NUMA Aware Scheduler Extensions

On NUMA systems, optimal performance is obtained by locating processes as close to the memory they access as possible.  For most processes, optimal performance is obtained by allocating all memory for the process from the same node, and dispatching the process on processors on that node.  NUMA awareness within the scheduler is necessary in order to support locality of processes to memory - primarily by dispatching a process on the same node through the duration of the procesess' life.
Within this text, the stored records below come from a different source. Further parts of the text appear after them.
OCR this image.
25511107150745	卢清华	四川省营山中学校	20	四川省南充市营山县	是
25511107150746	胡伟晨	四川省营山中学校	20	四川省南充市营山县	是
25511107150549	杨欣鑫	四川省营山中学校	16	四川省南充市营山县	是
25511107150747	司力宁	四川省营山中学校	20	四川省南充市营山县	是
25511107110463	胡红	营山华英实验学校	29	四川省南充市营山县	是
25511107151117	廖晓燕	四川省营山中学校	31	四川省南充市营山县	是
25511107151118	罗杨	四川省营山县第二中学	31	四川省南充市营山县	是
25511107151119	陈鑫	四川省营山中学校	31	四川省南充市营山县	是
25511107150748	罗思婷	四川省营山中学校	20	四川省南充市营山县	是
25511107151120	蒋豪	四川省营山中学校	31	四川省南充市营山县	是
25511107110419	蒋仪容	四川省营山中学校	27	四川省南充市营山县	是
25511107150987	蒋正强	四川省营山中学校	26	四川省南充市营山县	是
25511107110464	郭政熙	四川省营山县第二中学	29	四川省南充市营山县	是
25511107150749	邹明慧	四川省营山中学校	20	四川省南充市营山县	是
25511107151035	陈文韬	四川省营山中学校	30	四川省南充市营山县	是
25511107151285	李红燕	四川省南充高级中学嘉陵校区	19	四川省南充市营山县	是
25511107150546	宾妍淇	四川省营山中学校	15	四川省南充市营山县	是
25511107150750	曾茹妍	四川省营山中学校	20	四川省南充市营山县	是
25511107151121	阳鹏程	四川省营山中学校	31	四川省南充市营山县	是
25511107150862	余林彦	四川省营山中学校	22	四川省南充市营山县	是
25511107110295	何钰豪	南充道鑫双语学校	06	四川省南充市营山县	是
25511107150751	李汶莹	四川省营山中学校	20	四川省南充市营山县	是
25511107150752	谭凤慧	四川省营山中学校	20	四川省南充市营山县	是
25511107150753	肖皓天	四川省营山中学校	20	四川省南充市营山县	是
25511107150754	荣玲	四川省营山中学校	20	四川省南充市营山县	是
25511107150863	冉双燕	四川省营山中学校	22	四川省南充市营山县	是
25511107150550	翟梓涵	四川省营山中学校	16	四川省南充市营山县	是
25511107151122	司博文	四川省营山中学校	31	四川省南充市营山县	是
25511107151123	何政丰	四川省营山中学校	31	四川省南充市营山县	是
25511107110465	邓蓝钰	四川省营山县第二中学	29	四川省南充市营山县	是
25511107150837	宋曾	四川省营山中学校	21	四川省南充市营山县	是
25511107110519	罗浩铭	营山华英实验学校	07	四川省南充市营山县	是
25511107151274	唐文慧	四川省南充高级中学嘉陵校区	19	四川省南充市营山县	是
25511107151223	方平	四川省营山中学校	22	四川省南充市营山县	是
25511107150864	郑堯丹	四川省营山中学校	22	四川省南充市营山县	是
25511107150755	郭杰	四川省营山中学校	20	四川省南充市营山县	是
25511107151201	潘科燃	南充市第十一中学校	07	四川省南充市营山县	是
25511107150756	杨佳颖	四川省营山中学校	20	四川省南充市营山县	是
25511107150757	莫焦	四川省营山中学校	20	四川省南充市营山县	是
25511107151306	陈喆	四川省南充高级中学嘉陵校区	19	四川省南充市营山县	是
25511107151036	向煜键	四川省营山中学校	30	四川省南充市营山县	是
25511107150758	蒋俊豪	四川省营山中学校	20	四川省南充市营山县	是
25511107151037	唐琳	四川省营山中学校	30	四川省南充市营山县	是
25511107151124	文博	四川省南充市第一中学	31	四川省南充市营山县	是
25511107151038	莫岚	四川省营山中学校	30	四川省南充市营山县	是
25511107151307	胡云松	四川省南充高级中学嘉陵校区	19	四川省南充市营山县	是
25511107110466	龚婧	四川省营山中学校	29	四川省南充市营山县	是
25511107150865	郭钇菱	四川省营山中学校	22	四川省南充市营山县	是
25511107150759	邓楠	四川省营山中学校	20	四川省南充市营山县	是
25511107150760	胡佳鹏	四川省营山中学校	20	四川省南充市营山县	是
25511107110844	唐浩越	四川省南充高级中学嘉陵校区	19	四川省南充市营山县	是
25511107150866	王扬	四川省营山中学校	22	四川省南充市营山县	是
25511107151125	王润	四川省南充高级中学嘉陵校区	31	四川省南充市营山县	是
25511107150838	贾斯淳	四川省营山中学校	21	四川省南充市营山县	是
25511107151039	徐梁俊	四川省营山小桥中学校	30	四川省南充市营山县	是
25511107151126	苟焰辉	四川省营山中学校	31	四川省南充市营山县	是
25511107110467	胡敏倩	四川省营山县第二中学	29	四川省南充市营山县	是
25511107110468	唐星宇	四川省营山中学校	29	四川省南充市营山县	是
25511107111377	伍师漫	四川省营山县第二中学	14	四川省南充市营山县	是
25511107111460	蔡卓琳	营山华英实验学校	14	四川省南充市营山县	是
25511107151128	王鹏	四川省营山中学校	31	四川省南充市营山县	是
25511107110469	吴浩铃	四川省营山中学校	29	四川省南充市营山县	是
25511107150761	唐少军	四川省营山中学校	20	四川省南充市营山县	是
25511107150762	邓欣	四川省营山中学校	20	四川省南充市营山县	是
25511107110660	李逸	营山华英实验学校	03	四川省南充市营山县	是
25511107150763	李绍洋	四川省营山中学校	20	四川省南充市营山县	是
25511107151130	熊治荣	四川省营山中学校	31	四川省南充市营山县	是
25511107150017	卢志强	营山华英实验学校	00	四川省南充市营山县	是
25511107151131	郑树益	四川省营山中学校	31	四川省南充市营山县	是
The old Linux scheduler, used in 2.4 and earlier kernels, had scalability problems due to its single runqueue design.  This limited the throughput for workloads with large number of tasks as well as increased the lock contention on systems with multiple CPUs.

Andrea Arcangeli added NUMA-awareness to the old Linux scheduler  but this approach still had to cope with the single-runqueue.

There were two approaches for improving the scalability of the old Linux scheduler: one by Mike Kravetz and Hubertus Franke and one by Davide Libenzi.  Both were multi-queue schedulers.  Hubertus Franke, Mike Kravetz, Shailabh Nagar and Rajan Ravindran made their MQ scheduler NUMA-aware by extending it to deal with CPU pools.

As the 2.5 kernel development started, Ingo Molnar wrote a multi-queue scheduler for Linux, the O(1) scheduler.  The O(1) scheduler, which was integrated into the 2.5 Linux kernel, is a mulit-queue scheduler with a runqueue per processor.  This facilitates dispatching processes on the same processor and thus benefits from cache warmth.   However, the O(1) scheduler has no awareness of NUMA nodes and hence makes no effort to keep a process on the same node.

Previous NUMA aware schedulers had been based on the MQ scheduler.  Work on these projects stopped with the acceptance of the O(1) scheduler.

O(1) scheduler extensions have been developed that change the load balance logic with the scheduler to favor keeping a process on the same node.  In addition, exec() has been enhanced to pick the least loaded node to place a process on during the exec process.  These two items proved a basis for a more extensive NUMA-aware scheduler.

Erich Focht has developed a full featured node affine NUMA scheduler.  This was originally developed on 2.4 (on top of a backport of the 2.5 O(1) scheduler) for IA64 based NUMA machines.  Matt Dobson ported this to the x86 based NUMAQ hardware.  Michael Hohnbaum ported this forward to 2.5 and then worked with Erich on further refinements.

During the 2.5 final pre-feature-freeze crunch, Erich broke his scheduler into 5 pieces - the first two which provide the node-aware load balance in the scheduler and the balance at exec().  Michael developed similar extensions.  After extensive testing, optimal performance was found using Erich's first part and Michael's second part.  These have now been combined and exist in a bk tree at bk://

Work continues on the NUMA aware scheduler using this as a base.